🌿 A Manifesto on Work and Life — Rediscovered in a College Attic

Oct 6, 2025·
Dhyey Mavani
Dhyey Mavani
· 4 min read
Reflections on work, life, and the higher rhythm that binds them.
Table of Contents

Work for welfare. Seek to grow with right intent. Prioritize well-being for oneself and others.
Do not be too attached to money.
Death is as important as life.
Sacrifice leads to ultimate joy.

I found these fragments again, years after scribbling them in the margins of a college exercise, tucked away in a box in the attic. What once felt like a passing assignment from the Loeb Career Center’s reflection on workview and lifeview now reads like a compass. These notes, rediscovered with the dust of time, have become a meditation on the meaning of work, the nature of life, and the rhythm that binds them both. Hope you enjoy them!


On Work

Work is not just labor, nor simply the means of survival. It is our active engagement with the world. To work is to sustain the lives of those who depend on us, while also contributing to the welfare of the community around us.

Impactful work is not just measured in profit, but in enrichment—when lives are deepened, whether in the immediate moment or across generations. The highest form of work is selfless: the merging of skill, personality, and purpose into action that outlives the self.

Money, though necessary, is not the aim. It is compensation—oxygen, fuel—enough to meet needs so that the mind may focus on something higher. To anchor meaning in money is to miss the essence of work.

Growth is the quiet byproduct. Each experience broadens perspective; each perspective shared becomes nourishment for others. In this way, our growth ripples outward: to colleagues, to families, to communities, to the world.

And beneath it all, fulfillment. Not the fleeting satisfaction of recognition, but the steady knowledge that one’s work aligns with one’s values, and that family and community—roots and branches—are both the source and the recipients of this labor.


On Change and Detachment

We cannot always mould the world to our expectations fully. More often, it moulds us. To live fully is to remain dynamic, able to bend with what comes.

Every twist—joy or sorrow, blessing or burden—shapes us. What feels like a curse today may be revealed tomorrow as the seed of wisdom. To resist this is to harden; to accept it is to grow.

Yet acceptance requires detachment. To cling to temporary pleasures, whether wealth, recognition, or comfort, is to anchor ourselves in shallow waters. True freedom is found in detachment—not withdrawal, but participation without possession, love without clinging, presence without grasping.


On Life

Why are we here?

We are here to give ourselves to the world, as the world has given itself to us. The plants breathe life into us; we, in turn, must return life to others.

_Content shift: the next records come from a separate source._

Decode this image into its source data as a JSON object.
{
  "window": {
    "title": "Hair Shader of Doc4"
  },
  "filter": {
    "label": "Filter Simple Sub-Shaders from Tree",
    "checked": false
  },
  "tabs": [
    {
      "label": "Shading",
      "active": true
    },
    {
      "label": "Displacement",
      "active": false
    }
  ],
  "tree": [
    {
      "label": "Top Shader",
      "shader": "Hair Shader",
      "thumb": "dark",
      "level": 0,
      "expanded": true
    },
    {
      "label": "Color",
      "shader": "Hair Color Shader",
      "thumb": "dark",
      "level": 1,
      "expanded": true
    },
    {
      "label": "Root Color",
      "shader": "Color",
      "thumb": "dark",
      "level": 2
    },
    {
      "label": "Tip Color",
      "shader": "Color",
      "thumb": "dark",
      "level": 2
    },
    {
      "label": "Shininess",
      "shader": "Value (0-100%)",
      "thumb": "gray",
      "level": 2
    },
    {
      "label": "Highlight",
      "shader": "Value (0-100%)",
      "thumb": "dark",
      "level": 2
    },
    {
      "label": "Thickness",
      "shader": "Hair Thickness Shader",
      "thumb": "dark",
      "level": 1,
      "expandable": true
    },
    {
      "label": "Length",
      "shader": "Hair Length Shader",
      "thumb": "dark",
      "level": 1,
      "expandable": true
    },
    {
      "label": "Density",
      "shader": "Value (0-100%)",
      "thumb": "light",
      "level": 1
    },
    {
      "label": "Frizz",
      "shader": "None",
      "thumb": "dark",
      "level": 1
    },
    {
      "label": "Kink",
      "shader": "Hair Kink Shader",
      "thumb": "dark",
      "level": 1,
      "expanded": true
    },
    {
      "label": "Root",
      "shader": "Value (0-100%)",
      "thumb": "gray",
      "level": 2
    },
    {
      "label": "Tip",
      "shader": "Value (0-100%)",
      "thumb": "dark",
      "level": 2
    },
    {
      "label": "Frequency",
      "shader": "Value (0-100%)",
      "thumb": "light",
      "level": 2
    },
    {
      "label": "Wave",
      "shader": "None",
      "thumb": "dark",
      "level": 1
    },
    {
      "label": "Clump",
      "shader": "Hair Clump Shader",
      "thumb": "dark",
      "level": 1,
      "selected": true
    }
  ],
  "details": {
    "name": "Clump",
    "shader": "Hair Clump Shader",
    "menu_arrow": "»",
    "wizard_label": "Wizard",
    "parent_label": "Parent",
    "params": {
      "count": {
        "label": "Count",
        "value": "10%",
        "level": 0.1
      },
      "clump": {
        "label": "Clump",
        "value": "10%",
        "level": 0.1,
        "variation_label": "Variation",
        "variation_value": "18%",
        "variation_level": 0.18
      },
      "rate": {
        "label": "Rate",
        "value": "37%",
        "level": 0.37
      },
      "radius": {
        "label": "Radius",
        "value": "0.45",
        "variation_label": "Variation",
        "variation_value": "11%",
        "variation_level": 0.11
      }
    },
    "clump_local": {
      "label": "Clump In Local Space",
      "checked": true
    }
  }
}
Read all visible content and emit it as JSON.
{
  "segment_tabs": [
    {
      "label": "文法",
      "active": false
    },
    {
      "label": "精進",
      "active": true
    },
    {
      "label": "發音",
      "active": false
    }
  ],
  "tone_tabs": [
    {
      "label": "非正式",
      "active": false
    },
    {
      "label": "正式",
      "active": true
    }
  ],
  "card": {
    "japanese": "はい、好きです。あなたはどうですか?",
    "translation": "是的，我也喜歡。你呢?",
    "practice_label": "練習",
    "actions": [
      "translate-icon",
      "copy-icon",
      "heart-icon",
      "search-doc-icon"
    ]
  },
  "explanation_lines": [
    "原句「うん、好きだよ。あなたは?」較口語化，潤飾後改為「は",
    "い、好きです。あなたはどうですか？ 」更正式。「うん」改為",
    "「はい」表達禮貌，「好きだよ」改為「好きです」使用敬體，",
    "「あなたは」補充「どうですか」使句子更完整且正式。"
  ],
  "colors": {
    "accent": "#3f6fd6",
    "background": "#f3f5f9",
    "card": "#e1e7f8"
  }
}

We are not merely bodies. We are souls, immortal in essence, wearing these forms like garments to be shed when worn. Death, then, is not an end, but a passage—just as natural, just as sacred, as birth. It is to help make space for the next generation to come.

The purpose of life is to seek ultimate joy. Not joy as fleeting pleasure, but joy born of devotion—of offering ourselves to something greater than ourselves. Sacrifice is not loss but transformation, the refining fire through which the soul discovers its depth.

Time is the silent teacher. It humbles us, reminding us that destiny is not always ours to command. Our task is simpler, and harder: to choose sincerely, to accept consequences with peace, to walk steadily forward. This is karma—not judgment, but the unfolding of what we set in motion.


On the Higher Rhythm

There is a rhythm that underlies all things. Call it God, call it destiny, call it the order of the universe. It is the pattern through which joy and sorrow, justice and injustice, love and strife, are woven into a single tapestry.

To believe in this rhythm is to trust the unseen. It is to remember that what wounds us today may heal us tomorrow. That what we once cursed may, in hindsight, prove the greatest gift.


A Living Document

These reflections are from my college days, and are definitely not final. They are not answers, but markers along a path. Workview and lifeview are not essays to be completed, but living documents, rewritten with every new trial, every unexpected blessing, every quiet moment of reflection.

And yet, one truth endures:

Fulfillment does not come from just wealth or status, nor even from certainty. It comes from alignment—
alignment of who we are with what we do,
alignment of our joy with the well-being of others,
alignment of our brief lives with the timeless values that outlast us.

That is the work worth doing. That is the life worth living.


I’d like to acknowledge that these ideas are an amalgamation of my own thoughts, wisdom from mentors, and many books I’ve read.